What is especially striking about this measure is that the same Republican politicians that pushed it through the House claim they want to “make America great again.” But the strength of the US economy in the past has depended largely on its leadership in science and technology (although that position has been slipping in recent years). So why would the House Republicans want to shuffle thousands of potential US scientists and technology workers into less stable jobs?
The answer may lie in an immigration reform bill that President Trump endorsed in August.
The misleadingly named RAISE (Reforming American Immigration for Strong Employment) Act, introduced by Republican Senators Tom Cotton of Arkansas and David Perdue of Georgia, would reduce legally permitted immigration by half, from about 1 million people a year to some 500,000. Most of the cuts would come out of family reunification visas, which under the bill would only go to spouses and minor children of US citizens and legal permanent residents. Naturalized citizens, for example, would no longer be able to bring their ailing parents to live with them permanently. The RAISE Act would also limit the number of refugees admitted each year to 50,000; previously the president could set higher caps on the admissions, allowing tens of thousands of victims of war and persecution to start their lives over in the United States.
However, the bill would keep the current annual limit of 140,000 for employer-sponsored green cards. The main change for this category would be a systematization of the standards for admission — giving priority, for instance, to younger applicants with proficiency in English and advanced degrees in STEM fields. The bill would also eliminate per-country caps, opening the way for more immigrants from countries with well-developed science and technology sectors, such as China, India and South Korea.
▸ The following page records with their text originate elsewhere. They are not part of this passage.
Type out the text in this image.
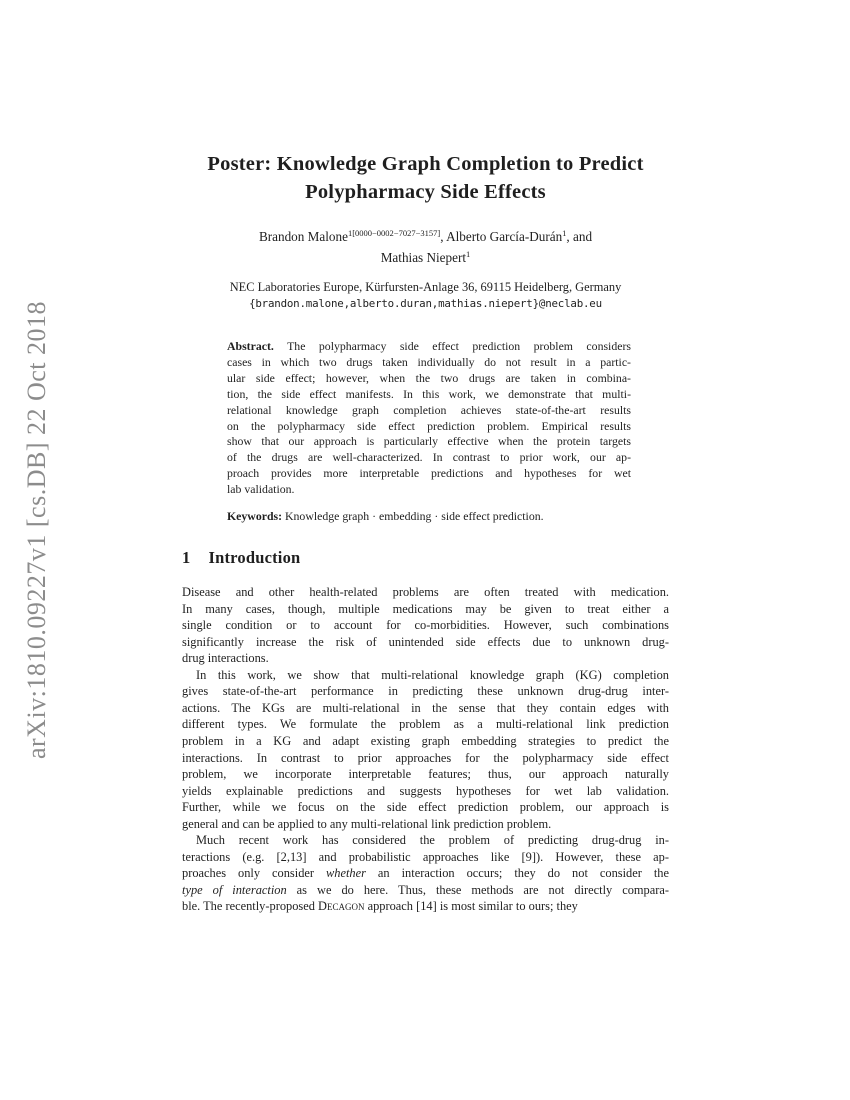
arXiv:1810.09227v1 [cs.DB] 22 Oct 2018
Poster: Knowledge Graph Completion to Predict
Polypharmacy Side Effects
Brandon Malone$^{1[0000-0002-7027-3157]}$, Alberto García-Durán$^1$, and
Mathias Niepert$^1$
NEC Laboratories Europe, Kürfursten-Anlage 36, 69115 Heidelberg, Germany
{brandon.malone,alberto.duran,mathias.niepert}@neclab.eu
Abstract. The polypharmacy side effect prediction problem considers
cases in which two drugs taken individually do not result in a partic-
ular side effect; however, when the two drugs are taken in combina-
tion, the side effect manifests. In this work, we demonstrate that multi-
relational knowledge graph completion achieves state-of-the-art results
on the polypharmacy side effect prediction problem. Empirical results
show that our approach is particularly effective when the protein targets
of the drugs are well-characterized. In contrast to prior work, our ap-
proach provides more interpretable predictions and hypotheses for wet
lab validation.
Keywords: Knowledge graph · embedding · side effect prediction.
1 Introduction
Disease and other health-related problems are often treated with medication.
In many cases, though, multiple medications may be given to treat either a
single condition or to account for co-morbidities. However, such combinations
significantly increase the risk of unintended side effects due to unknown drug-
drug interactions.
In this work, we show that multi-relational knowledge graph (KG) completion
gives state-of-the-art performance in predicting these unknown drug-drug inter-
actions. The KGs are multi-relational in the sense that they contain edges with
different types. We formulate the problem as a multi-relational link prediction
problem in a KG and adapt existing graph embedding strategies to predict the
interactions. In contrast to prior approaches for the polypharmacy side effect
problem, we incorporate interpretable features; thus, our approach naturally
yields explainable predictions and suggests hypotheses for wet lab validation.
Further, while we focus on the side effect prediction problem, our approach is
general and can be applied to any multi-relational link prediction problem.
Much recent work has considered the problem of predicting drug-drug in-
teractions (e.g. [2,13] and probabilistic approaches like [9]). However, these ap-
proaches only consider whether an interaction occurs; they do not consider the
type of interaction as we do here. Thus, these methods are not directly compara-
ble. The recently-proposed Decagon approach [14] is most similar to ours; they
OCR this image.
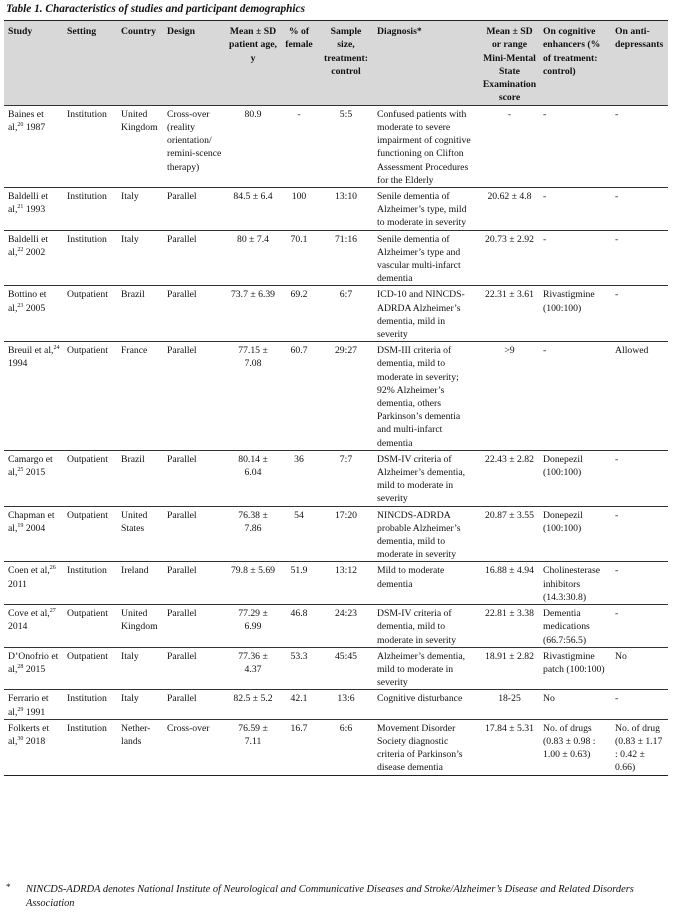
Table 1. Characteristics of studies and participant demographics
Study	Setting	Country	Design	Mean ± SD patient age, y	% of female	Sample size, treatment: control	Diagnosis*	Mean ± SD or range Mini-Mental State Examination score	On cognitive enhancers (% of treatment: control)	On anti-depressants
Baines et al,$^{20}$ 1987	Institution	United Kingdom	Cross-over (reality orientation/ remini-scence therapy)	80.9	-	5:5	Confused patients with moderate to severe impairment of cognitive functioning on Clifton Assessment Procedures for the Elderly	-	-	-
Baldelli et al,$^{21}$ 1993	Institution	Italy	Parallel	84.5 ± 6.4	100	13:10	Senile dementia of Alzheimer’s type, mild to moderate in severity	20.62 ± 4.8	-	-
Baldelli et al,$^{22}$ 2002	Institution	Italy	Parallel	80 ± 7.4	70.1	71:16	Senile dementia of Alzheimer’s type and vascular multi-infarct dementia	20.73 ± 2.92	-	-
Bottino et al,$^{23}$ 2005	Outpatient	Brazil	Parallel	73.7 ± 6.39	69.2	6:7	ICD-10 and NINCDS-ADRDA Alzheimer’s dementia, mild in severity	22.31 ± 3.61	Rivastigmine (100:100)	-
Breuil et al,$^{24}$ 1994	Outpatient	France	Parallel	77.15 ± 7.08	60.7	29:27	DSM-III criteria of dementia, mild to moderate in severity; 92% Alzheimer’s dementia, others Parkinson’s dementia and multi-infarct dementia	>9	-	Allowed
Camargo et al,$^{25}$ 2015	Outpatient	Brazil	Parallel	80.14 ± 6.04	36	7:7	DSM-IV criteria of Alzheimer’s dementia, mild to moderate in severity	22.43 ± 2.82	Donepezil (100:100)	-
Chapman et al,$^{19}$ 2004	Outpatient	United States	Parallel	76.38 ± 7.86	54	17:20	NINCDS-ADRDA probable Alzheimer’s dementia, mild to moderate in severity	20.87 ± 3.55	Donepezil (100:100)	-
Coen et al,$^{26}$ 2011	Institution	Ireland	Parallel	79.8 ± 5.69	51.9	13:12	Mild to moderate dementia	16.88 ± 4.94	Cholinesterase inhibitors (14.3:30.8)	-
Cove et al,$^{27}$ 2014	Outpatient	United Kingdom	Parallel	77.29 ± 6.99	46.8	24:23	DSM-IV criteria of dementia, mild to moderate in severity	22.81 ± 3.38	Dementia medications (66.7:56.5)	-
D’Onofrio et al,$^{28}$ 2015	Outpatient	Italy	Parallel	77.36 ± 4.37	53.3	45:45	Alzheimer’s dementia, mild to moderate in severity	18.91 ± 2.82	Rivastigmine patch (100:100)	No
Ferrario et al,$^{29}$ 1991	Institution	Italy	Parallel	82.5 ± 5.2	42.1	13:6	Cognitive disturbance	18-25	No	-
Folkerts et al,$^{30}$ 2018	Institution	Nether-lands	Cross-over	76.59 ± 7.11	16.7	6:6	Movement Disorder Society diagnostic criteria of Parkinson’s disease dementia	17.84 ± 5.31	No. of drugs (0.83 ± 0.98 : 1.00 ± 0.63)	No. of drug (0.83 ± 1.17 : 0.42 ± 0.66)
*	NINCDS-ADRDA denotes National Institute of Neurological and Communicative Diseases and Stroke/Alzheimer’s Disease and Related Disorders Association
The bill is unlikely to become a law any time soon, but it gives us a sense of the Republicans’ thinking. Recent immigrants already tend to be highly educated; 48 percent of immigrants arriving here from 2011 to 2015 had college degrees, compared to 31 percent of US-born adults. The RAISE Act would bring in a still greater proportion of college graduates while favoring younger immigrants with a background in science and technology. In other words, people who match the profile of the students driven out of careers in science and technology by the House tax bill. Are the Republicans seeing these immigrants as replacements for US-born STEM workers?
Of course this seems to contradict the politicians’ often expressed concern for “middle-class Americans,” but it makes a lot of sense from the point of view of corporate America. After all, producing a homegrown physicist or software engineer requires a considerable investment of resources; immigrant STEM workers come with an education that was largely provided by their countries of origin, often at public expense.
And there’s another advantage. By luring these educated young people here, the United States deprives their home countries of the immigrants’ skills and talents, producing a “brain drain” that weakens the potential of a nation like China to offer economic competition to US companies. And this approach isn’t that far from mainstream thinking in our political class. For example, Darrell M. West, a vice president at the very centrist Brookings Institution, promotes what he calls “the ‘brain gain’ of immigration.” “To stay competitive,” he advises us, “the United States must institute more of an open-door policy to attract unique talents from other nations.”
The US should welcome immigrants, educated or not, simply as fellow human beings, but that’s not what US policymakers are saying. Both Darrell West and the Republican politicians only seem to value immigrants when they can help bolster the US economy. What distinguishes the Republicans is that they couple the “brain gain” policy with anti-immigrant rhetoric and attacks on refugees and family unification, shamelessly claiming that they’re “putting Americans first.” The tax bill is a reminder that the only ones they put first are their billionaire friends and donors.